GDRs in written form are called "Global Depository Receipts" and refer to a certificate that securitises the ownership of a share.
The term gearing refers to the ratio of equity to debt capital.
General Disclosure refers to a concept according to which the buyer bears the risk, depending on the amount and quality of data, of having overlooked something during due diligence. This risk can be reduced by the buyer agreeing on fair disclosure with the seller.
A general partner is a personally liable partner (general partner) of a limited partnership.
Generally Accepted Accounting Principles
The Generally Accepted Accounting Principles (GAAP) are a collection of generally accepted accounting principles and regulations. Commonly used Generally Accepted Accounting Principles are, for example, the International Financial Reporting Standards (IFRS) and US-GAAP.

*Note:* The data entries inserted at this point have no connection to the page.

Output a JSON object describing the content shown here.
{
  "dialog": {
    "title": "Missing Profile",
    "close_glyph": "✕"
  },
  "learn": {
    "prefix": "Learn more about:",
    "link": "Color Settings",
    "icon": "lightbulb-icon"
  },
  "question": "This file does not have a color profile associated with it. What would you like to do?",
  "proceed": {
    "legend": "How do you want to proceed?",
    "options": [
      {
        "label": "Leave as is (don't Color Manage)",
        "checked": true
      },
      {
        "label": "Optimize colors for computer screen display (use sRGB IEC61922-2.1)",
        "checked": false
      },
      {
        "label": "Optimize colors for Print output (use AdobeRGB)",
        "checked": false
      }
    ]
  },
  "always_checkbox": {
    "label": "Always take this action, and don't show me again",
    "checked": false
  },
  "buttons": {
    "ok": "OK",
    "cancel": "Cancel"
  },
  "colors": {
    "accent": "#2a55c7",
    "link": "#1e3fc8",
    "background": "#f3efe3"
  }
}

The term "German GAAP" is often used in English language contracts and means the principles of orderly accounting (GoB) according to the German Commercial Code (HGB).

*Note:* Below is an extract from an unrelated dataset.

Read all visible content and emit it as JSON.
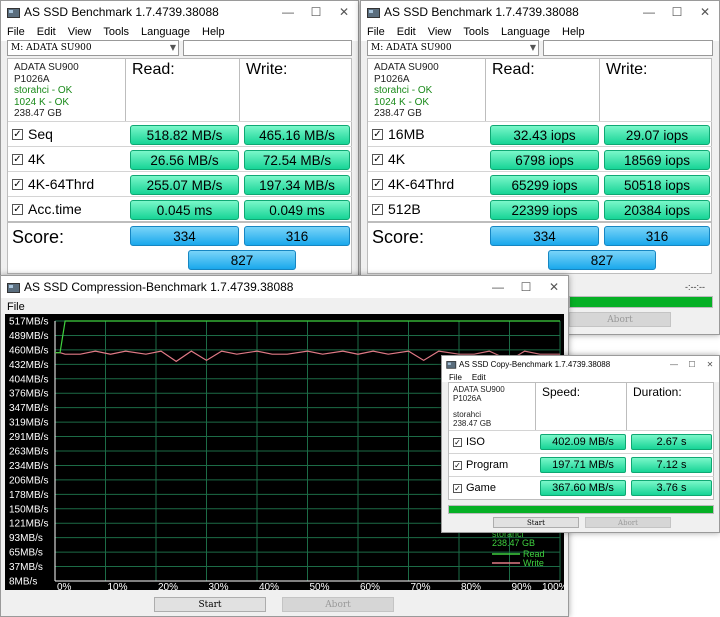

In the context of a negotiation, a giveaway is a negotiating position that one party is prepared to give up if the other party agrees to it on another point.
The Global Coordinator is the leader of the banking syndicate in international securities issues.
Going concern basis
A going concern basis refers to the fact that the valuation of a company or individual assets is based on the assumption that the company will continue as an economic unit.

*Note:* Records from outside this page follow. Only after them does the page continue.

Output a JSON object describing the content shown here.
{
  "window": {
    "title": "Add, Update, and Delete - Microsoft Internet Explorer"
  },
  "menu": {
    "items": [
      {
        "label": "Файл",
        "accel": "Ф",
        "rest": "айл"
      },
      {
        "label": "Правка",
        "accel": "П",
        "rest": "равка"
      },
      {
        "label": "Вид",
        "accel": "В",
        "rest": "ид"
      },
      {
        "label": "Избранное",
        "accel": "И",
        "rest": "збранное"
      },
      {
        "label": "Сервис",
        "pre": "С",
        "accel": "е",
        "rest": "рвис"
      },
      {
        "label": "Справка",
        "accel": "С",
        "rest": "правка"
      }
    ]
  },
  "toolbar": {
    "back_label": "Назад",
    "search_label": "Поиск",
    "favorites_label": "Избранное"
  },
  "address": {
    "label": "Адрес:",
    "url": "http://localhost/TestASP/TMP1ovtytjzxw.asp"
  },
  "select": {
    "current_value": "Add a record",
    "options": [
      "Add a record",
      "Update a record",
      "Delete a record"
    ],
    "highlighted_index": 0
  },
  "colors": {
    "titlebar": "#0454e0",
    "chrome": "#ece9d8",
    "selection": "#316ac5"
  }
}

As soon as a public limited company withdraws from the stock exchange (for example through delisting), one speaks of going private.
The initial public offering of a company is called going public.
A good leaver is a shareholder (participating manager) who leaves the company due to personal circumstances beyond his control such as death, age or disability.
Goodwill is the difference between the current market value and the acquisition price of a company. This difference, which is also called goodwill, results from the fact that the buyer is often prepared to pay a higher amount than the actual current market value for strategic reasons, for example, because the company has a well-known brand name.
The legal system that is subject to a contract is called Governing Law. In internationally concluded contracts, the parties are usually free to choose the applicable law (Choice of Law Clause).
During a grace period, a loan is grace-free, which means that the debtor may have to pay the interest.
A greemail is a business offer from a major shareholder. Either the major shareholder seeks a hostile takeover of the target company or the target company buys the shares from the shareholder at a price above the stock market price.
A greenshoe refers to the agreement which enables the banks accompanying the issue in the context of an IPO (Initial Public Offering) to allocate more shares to the prospective buyers than originally intended (over-allotment). In this way, the underwriting banks can stabilise the share price in the event of an oversubscribed offer by increasing the share offering.
The agreement in a loan agreement that obliges the borrower to pay the bank the agreed amount in nominal value is called the gross-up clause. This means that charges and taxes in particular must not lead to a reduction in the amount. In a company purchase agreement, such a clause has the effect that the party liable to pay damages must increase the amount of compensation by the amount of tax payable on it by the injured party.
Guarantee on First Demand
A Guarantee on First Demand means in English "guarantee on first demand". This means that someone who is claimed under a Guarantee on First Demand has to pay immediately and may not refuse payment with the argument that the guarantee case did not occur at all. This question is then clarified in a subsequent recourse process.
The person who, in the context of a credit agreement, merely assumes joint and several liability without being allowed to draw down the credit himself is called a guarantor.
Gun jumping is a term for the unacceptable price increases of securities before they have been admitted to trading.